Whether it is from oversubscription or a microburst in the network, dropped packets in large suck. This problem is only going to get worse as we increase the speeds of the networks. Are you aware that on a 10Gb Ethernet link, that a single second of dropped packets will spew ~15M packets onto the datacenter floor. Worse yet is that we are in an era of now 40Gb ethernet and soon to be 100Gb Ethernet. Yes that math is correct that a single second of impediment on 100Gb ethernet would throw away 150 million packets (assuming the smallest frame size). I don’t care what application you are using if you lose 150M packets, the user experience is going to be bad.
This makes me ask the question, why would you ever build a datacenter network that is massively oversubscribed? You could suggest that you are playing the economics game…explain that to your CIO when the #1 revenue producing application is down. You could also hypothesize that it is only oversubscription if everyone talks at the same time…which I understand. The premise that I am suggesting is that we should never build a network that works “in a perfect world.” Believe me I have seen some of the finest pieces of powerpoint engineering that in practice fail worse than Ben Affleck and Gigli did in 2003.
Dropped packets decrease the user experience!
In a world that demands instant customer satisfaction from our applications, we can’t afford to drop packets in the data center. Akamai did a study in 2009 that says the new average for loading a page was 2 seconds. Worse yet 40% of the users at that time said they would abandon a page that took longer than 3 seconds to load. Gartner claims that by 2014, 80% of the datacenter traffic will be east/west. I once again ask the question, if this is true, why would you build a data center network that is highly oversubscribed for intra data center traffic?
I was responsible for a legacy application in my previous life that made 1200 one way trips to put away data in a database. Can you imagine the impact that dropped packets would have on this performance? To make matters worse, the application had to perform flawlessly to be any where near a 5 second threshold that we had set for the entire application (of which our piece was a smaller portion).
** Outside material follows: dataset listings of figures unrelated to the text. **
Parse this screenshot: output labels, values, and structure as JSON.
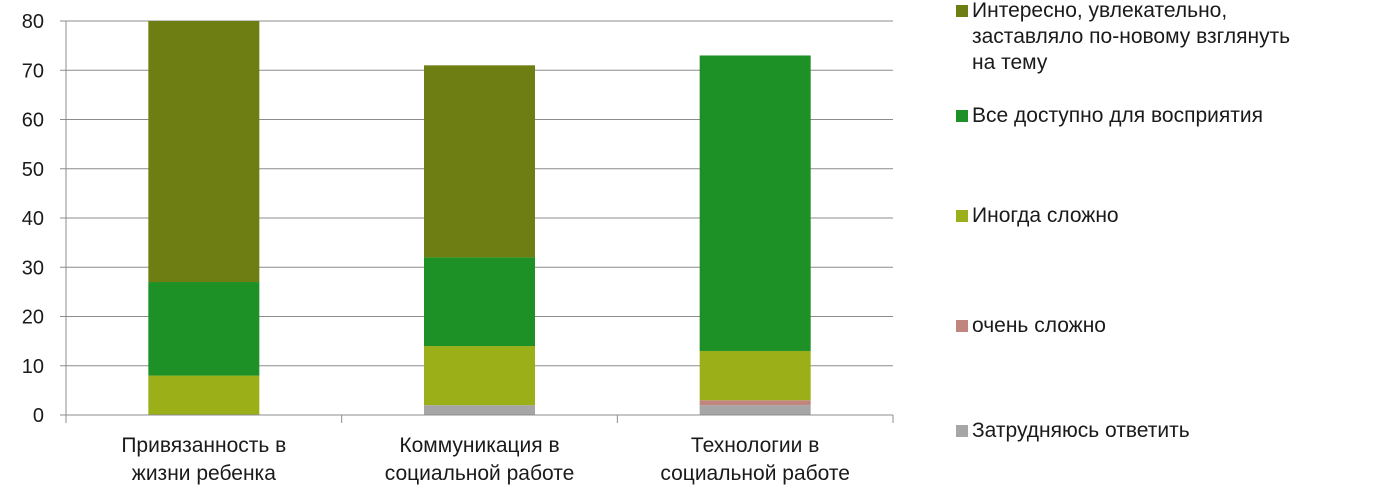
{
  "chart_data": {
    "type": "bar",
    "stacked": true,
    "categories": [
      [
        "Привязанность в",
        "жизни ребенка"
      ],
      [
        "Коммуникация в",
        "социальной работе"
      ],
      [
        "Технологии в",
        "социальной работе"
      ]
    ],
    "ylim": [
      0,
      80
    ],
    "yticks": [
      "0",
      "10",
      "20",
      "30",
      "40",
      "50",
      "60",
      "70",
      "80"
    ],
    "grid": true,
    "legend_position": "right",
    "series": [
      {
        "name": "Затрудняюсь ответить",
        "color": "#a6a6a6",
        "values": [
          0,
          2,
          2
        ]
      },
      {
        "name": "очень сложно",
        "color": "#c0857c",
        "values": [
          0,
          0,
          1
        ]
      },
      {
        "name": "Иногда сложно",
        "color": "#9aaf18",
        "values": [
          8,
          12,
          10
        ]
      },
      {
        "name": "Все доступно для восприятия",
        "color": "#1d9126",
        "values": [
          19,
          18,
          60
        ]
      },
      {
        "name": "Интересно, увлекательно, заставляло по-новому взглянуть на тему",
        "color": "#6e7e13",
        "values": [
          53,
          39,
          0
        ]
      }
    ],
    "legend": [
      {
        "lines": [
          "Интересно, увлекательно,",
          "заставляло по-новому взглянуть",
          "на тему"
        ],
        "color": "#6e7e13"
      },
      {
        "lines": [
          "Все доступно для восприятия"
        ],
        "color": "#1d9126"
      },
      {
        "lines": [
          "Иногда сложно"
        ],
        "color": "#9aaf18"
      },
      {
        "lines": [
          "очень сложно"
        ],
        "color": "#c0857c"
      },
      {
        "lines": [
          "Затрудняюсь ответить"
        ],
        "color": "#a6a6a6"
      }
    ]
  }
}
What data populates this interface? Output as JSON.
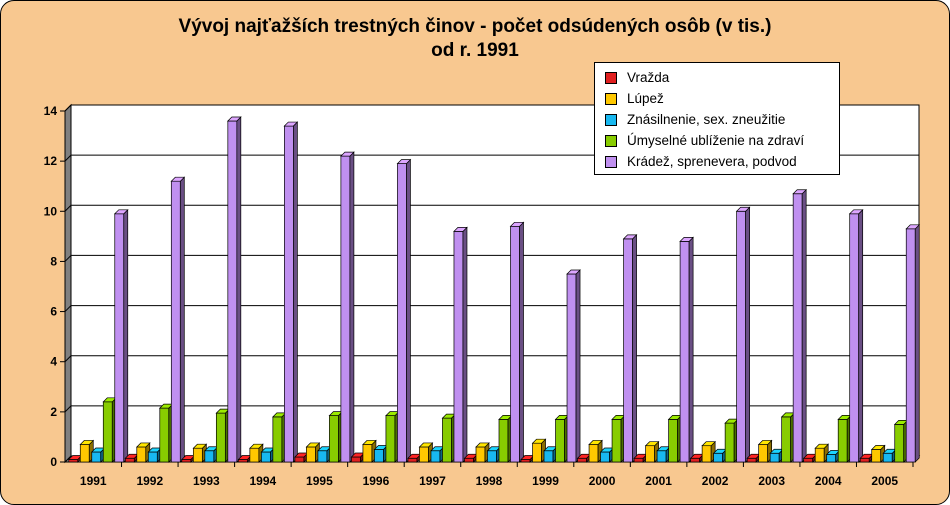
{
  "chart_data": {
    "type": "bar",
    "title_line1": "Vývoj najťažších trestných činov - počet odsúdených osôb (v tis.)",
    "title_line2": "od r. 1991",
    "categories": [
      "1991",
      "1992",
      "1993",
      "1994",
      "1995",
      "1996",
      "1997",
      "1998",
      "1999",
      "2000",
      "2001",
      "2002",
      "2003",
      "2004",
      "2005"
    ],
    "ylim": [
      0,
      14
    ],
    "yticks": [
      "0",
      "2",
      "4",
      "6",
      "8",
      "10",
      "12",
      "14"
    ],
    "grid": true,
    "legend_position": "top-right",
    "series": [
      {
        "name": "Vražda",
        "color": "#e02020",
        "values": [
          0.1,
          0.15,
          0.1,
          0.1,
          0.2,
          0.2,
          0.15,
          0.15,
          0.1,
          0.15,
          0.15,
          0.15,
          0.15,
          0.15,
          0.15
        ]
      },
      {
        "name": "Lúpež",
        "color": "#ffc800",
        "values": [
          0.7,
          0.6,
          0.55,
          0.55,
          0.6,
          0.7,
          0.6,
          0.6,
          0.75,
          0.7,
          0.65,
          0.65,
          0.7,
          0.55,
          0.5
        ]
      },
      {
        "name": "Znásilnenie, sex. zneužitie",
        "color": "#18b8f0",
        "values": [
          0.4,
          0.4,
          0.45,
          0.4,
          0.45,
          0.5,
          0.45,
          0.45,
          0.45,
          0.4,
          0.45,
          0.35,
          0.35,
          0.3,
          0.35
        ]
      },
      {
        "name": "Úmyselné ublíženie na zdraví",
        "color": "#88cc00",
        "values": [
          2.4,
          2.15,
          1.95,
          1.8,
          1.85,
          1.85,
          1.75,
          1.7,
          1.7,
          1.7,
          1.7,
          1.55,
          1.8,
          1.7,
          1.5
        ]
      },
      {
        "name": "Krádež, sprenevera, podvod",
        "color": "#c090f0",
        "values": [
          9.9,
          11.2,
          13.6,
          13.4,
          12.2,
          11.9,
          9.2,
          9.4,
          7.5,
          8.9,
          8.8,
          10.0,
          10.7,
          9.9,
          9.3
        ]
      }
    ]
  }
}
Anyone that is working in the modern enterprise with any type of legacy applications and a service chain that can be a mile long knows exactly what I am talking about. The truth of the matter is that the business applications struggle to meet the SLA metrics when everything works perfect…so again, why build a data center network that is highly oversubscribed and likely to drop packets?
There is good news!
The good news is that with standards and modern advances in silicon and signaling, we don’t have to live in the dark ages of data center network architecture. We can in fact build a completely non-blocking architecture that scales to 000’s of physical servers and even more virtual servers. As I dive back into the networking world, I am impressed with the advances that have been made in the hardware capabilities. I am suggesting that the architectures need to evolve to take better advantage of these hardware capabilities. Certainly the differentiation will come in the software space and the integration of this software into the business and data systems. You can call it what you would like – a fabric, a two-tier architecture, leaf/spine – it doesn’t matter. What does matter is that you move with speed needed to stop dropping packets in the data center.
Let’s face it – the application and data teams just expect the network to work. I will argue that the network is the furthest thing from a commodity in any enterprise. Just ask any CIO how much work gets done when the network is down. BUT we have to evolve our architectures to fulfill the current and future business needs…and I am suggesting that we can start by architecting solutions that don’t drop packets even during the highest periods of business need! The technology, products, and standards are there…remember 150M packets is just the start…what happens as speeds move to the Terabit range?